The solar system is expected to generate about 200 kilowatts of power, about two percent of Majuro¹s current peak electricity usage that is now supplied by diesel-powered generators.

Japan officials confirmed that the grant for the Marshall Islands is part of a four-nation, $20 million project in the Pacific that will provide similar solar power to the Federated States of Micronesia, Palau and Tonga.

The Marshall Islands, east of the Carolines, are divided into two chains: the western, or Ralik, group, including the atolls Jaluit, Kwajalein, Wotho, Bikini, and Eniwetok; and the eastern, or Ratak, group, including the atolls Mili, Majuro, Maloelap, Wotje, and Likiep.

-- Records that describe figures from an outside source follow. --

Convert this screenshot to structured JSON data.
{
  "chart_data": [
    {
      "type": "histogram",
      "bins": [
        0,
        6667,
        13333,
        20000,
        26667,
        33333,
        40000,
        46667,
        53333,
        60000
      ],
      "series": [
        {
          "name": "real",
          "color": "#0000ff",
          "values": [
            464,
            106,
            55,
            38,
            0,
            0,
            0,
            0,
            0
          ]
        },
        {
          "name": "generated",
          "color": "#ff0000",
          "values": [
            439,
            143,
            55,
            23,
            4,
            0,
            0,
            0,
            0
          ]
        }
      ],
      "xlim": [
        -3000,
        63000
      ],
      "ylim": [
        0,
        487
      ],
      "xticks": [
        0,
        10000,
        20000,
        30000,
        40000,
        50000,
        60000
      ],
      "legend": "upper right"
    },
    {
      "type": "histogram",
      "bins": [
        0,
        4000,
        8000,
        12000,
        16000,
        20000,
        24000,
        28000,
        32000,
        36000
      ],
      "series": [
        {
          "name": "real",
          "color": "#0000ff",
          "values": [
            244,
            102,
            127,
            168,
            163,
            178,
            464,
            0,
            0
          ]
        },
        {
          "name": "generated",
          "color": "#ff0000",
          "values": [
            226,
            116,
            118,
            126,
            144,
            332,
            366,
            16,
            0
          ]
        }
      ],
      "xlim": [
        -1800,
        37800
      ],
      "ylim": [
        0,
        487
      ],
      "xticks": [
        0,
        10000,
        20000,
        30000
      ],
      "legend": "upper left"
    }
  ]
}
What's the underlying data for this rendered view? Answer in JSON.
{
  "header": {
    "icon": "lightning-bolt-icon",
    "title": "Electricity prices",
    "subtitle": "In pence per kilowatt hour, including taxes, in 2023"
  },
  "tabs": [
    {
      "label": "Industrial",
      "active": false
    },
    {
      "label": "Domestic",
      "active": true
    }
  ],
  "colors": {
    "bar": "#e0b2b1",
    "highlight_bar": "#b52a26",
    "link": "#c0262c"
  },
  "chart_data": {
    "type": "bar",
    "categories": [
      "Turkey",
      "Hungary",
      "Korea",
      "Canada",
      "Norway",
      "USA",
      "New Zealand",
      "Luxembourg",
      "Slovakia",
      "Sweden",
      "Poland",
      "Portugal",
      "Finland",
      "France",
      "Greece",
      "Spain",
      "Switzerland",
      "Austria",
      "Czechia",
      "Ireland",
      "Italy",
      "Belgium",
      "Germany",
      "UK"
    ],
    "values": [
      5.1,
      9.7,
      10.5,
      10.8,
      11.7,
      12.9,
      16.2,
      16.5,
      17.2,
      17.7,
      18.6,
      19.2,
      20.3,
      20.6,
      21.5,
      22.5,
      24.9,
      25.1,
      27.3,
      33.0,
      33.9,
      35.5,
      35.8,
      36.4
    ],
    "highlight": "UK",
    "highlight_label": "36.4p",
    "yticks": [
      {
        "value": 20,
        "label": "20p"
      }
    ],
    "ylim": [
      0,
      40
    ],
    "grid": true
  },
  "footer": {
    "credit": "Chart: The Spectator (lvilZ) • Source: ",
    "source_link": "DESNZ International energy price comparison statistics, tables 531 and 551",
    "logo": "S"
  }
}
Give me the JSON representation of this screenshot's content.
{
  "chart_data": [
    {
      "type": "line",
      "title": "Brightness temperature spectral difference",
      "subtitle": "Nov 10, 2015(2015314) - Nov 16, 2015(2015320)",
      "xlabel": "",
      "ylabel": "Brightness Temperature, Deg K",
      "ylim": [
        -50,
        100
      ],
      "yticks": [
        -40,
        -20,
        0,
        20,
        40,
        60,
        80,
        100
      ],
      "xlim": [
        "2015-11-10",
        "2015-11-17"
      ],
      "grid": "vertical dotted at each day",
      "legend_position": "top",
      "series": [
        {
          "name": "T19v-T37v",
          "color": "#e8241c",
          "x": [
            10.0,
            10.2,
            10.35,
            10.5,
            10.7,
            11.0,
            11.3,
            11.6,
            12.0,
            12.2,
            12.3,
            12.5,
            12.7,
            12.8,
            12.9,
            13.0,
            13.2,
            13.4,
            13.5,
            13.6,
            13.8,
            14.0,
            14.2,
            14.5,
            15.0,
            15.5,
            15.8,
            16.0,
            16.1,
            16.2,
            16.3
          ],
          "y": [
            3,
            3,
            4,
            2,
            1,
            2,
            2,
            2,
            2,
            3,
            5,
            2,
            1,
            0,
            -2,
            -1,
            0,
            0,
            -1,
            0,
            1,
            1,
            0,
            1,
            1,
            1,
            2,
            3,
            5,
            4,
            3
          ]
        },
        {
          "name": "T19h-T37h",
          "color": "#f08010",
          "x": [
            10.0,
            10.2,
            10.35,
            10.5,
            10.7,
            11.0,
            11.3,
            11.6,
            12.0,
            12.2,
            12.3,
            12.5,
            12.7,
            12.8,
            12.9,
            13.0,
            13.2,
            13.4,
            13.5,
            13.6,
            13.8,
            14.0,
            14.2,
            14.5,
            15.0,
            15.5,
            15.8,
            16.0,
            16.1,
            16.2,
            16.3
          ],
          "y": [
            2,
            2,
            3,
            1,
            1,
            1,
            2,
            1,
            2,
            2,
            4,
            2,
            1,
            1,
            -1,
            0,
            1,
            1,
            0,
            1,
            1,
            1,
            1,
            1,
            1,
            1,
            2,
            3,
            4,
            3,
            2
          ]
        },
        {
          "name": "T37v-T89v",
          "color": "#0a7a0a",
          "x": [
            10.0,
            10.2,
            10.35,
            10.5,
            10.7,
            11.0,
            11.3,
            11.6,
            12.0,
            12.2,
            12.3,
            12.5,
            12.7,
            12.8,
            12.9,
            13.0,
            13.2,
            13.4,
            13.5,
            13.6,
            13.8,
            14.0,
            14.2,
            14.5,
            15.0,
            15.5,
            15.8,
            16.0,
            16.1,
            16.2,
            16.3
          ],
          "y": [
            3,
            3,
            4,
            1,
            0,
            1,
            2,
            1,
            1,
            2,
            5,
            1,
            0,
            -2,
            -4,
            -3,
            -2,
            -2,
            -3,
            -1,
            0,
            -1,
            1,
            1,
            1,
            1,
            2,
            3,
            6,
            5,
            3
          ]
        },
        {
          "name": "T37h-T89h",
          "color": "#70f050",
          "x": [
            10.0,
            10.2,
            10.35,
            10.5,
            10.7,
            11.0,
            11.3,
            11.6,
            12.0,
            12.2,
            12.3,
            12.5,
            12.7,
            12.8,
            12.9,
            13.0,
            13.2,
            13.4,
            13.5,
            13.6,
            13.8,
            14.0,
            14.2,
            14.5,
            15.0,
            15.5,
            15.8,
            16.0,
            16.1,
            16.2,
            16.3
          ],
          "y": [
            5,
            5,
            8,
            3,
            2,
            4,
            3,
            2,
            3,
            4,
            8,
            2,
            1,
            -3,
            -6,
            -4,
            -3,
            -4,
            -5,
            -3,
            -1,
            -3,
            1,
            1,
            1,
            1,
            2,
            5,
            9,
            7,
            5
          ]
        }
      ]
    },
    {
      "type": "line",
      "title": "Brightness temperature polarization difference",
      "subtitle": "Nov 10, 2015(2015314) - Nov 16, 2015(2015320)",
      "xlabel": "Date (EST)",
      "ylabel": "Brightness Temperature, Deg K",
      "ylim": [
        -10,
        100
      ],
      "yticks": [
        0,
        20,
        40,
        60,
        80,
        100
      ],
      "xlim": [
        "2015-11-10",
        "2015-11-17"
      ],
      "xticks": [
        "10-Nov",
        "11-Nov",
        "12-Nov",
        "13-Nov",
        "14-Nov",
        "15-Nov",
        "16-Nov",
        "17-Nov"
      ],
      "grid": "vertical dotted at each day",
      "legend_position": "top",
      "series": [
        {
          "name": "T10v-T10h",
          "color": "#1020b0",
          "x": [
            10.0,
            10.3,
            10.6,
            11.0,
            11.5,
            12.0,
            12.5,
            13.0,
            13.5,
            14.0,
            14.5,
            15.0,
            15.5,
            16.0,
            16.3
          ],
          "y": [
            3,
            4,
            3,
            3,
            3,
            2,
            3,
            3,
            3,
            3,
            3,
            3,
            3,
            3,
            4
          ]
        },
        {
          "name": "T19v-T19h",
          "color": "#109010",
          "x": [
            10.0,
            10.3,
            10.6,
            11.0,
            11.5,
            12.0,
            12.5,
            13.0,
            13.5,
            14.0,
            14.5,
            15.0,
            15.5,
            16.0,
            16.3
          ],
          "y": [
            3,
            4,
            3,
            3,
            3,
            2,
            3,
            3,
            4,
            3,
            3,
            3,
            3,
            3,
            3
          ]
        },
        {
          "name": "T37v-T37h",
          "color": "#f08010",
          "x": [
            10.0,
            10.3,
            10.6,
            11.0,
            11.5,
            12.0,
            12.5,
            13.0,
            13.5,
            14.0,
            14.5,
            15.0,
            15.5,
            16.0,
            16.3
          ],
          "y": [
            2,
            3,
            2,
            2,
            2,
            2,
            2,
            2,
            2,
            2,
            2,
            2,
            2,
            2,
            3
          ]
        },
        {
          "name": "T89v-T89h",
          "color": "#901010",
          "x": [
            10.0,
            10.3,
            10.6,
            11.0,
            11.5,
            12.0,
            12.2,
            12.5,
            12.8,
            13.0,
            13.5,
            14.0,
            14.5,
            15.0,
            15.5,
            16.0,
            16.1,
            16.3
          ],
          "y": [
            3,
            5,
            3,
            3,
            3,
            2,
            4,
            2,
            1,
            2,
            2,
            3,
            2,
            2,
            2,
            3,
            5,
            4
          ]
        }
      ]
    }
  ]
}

The islands are of coral reef types and rise only a few feet above sea level. The Marshall Islands comprise an area slightly larger than Washington, DC.

Micronesian peoples were the first inhabitants of the archipelago. The islands were explored by the Spanish in the 16th century and were named for a British captain in 1788. Germany unsuccessfully attempted to colonize the islands in 1885. Japan claimed them in 1914, but after several battles during World War II, the U.S. seized them from the Japanese. In 1947, the UN made the island group, along with the Mariana and Caroline archipelagos, a U.S. trust territory.

U.S. nuclear testing took place between 1946 and 1958 on the islands of Bikini and Eniwetok. The people of Bikini were removed to another island, and a total of 23 U.S. atomic and hydrogen bomb tests were conducted. Despite cleanup attempts, the islands remain uninhabited today because of nuclear contamination. The U.S. paid the islands $183.7 million in damages in 1983, and in 1999, the U.S. approved a one-time $3.8-million payment to the relocated people of Bikini atoll.

Kwajalein atoll is the site of an American military base and has been used for missile defense testing since the 1960s.

The United States and the Marshall Islands signed a Compact of Free Association in 1986, which meant the islands became self-governing but would receive U.S. military and economic aid, roughly $65 million a year. The Marshall Islands were admitted to the UN on Sept. 17, 1991.

In 2000, Kessai Note became the first commoner to become president—his predecessors had been island chiefs. He ran on an anticorruption ticket and is attempting to make his small nation more self-sufficient. In 2003, the U.S. and the Marshall Islands agreed on a new Compact of Free Association, an extension of the lease to use the Kwajalein military base in exchange for economic aid. In Jan. 2004, Parliament reelected President Note.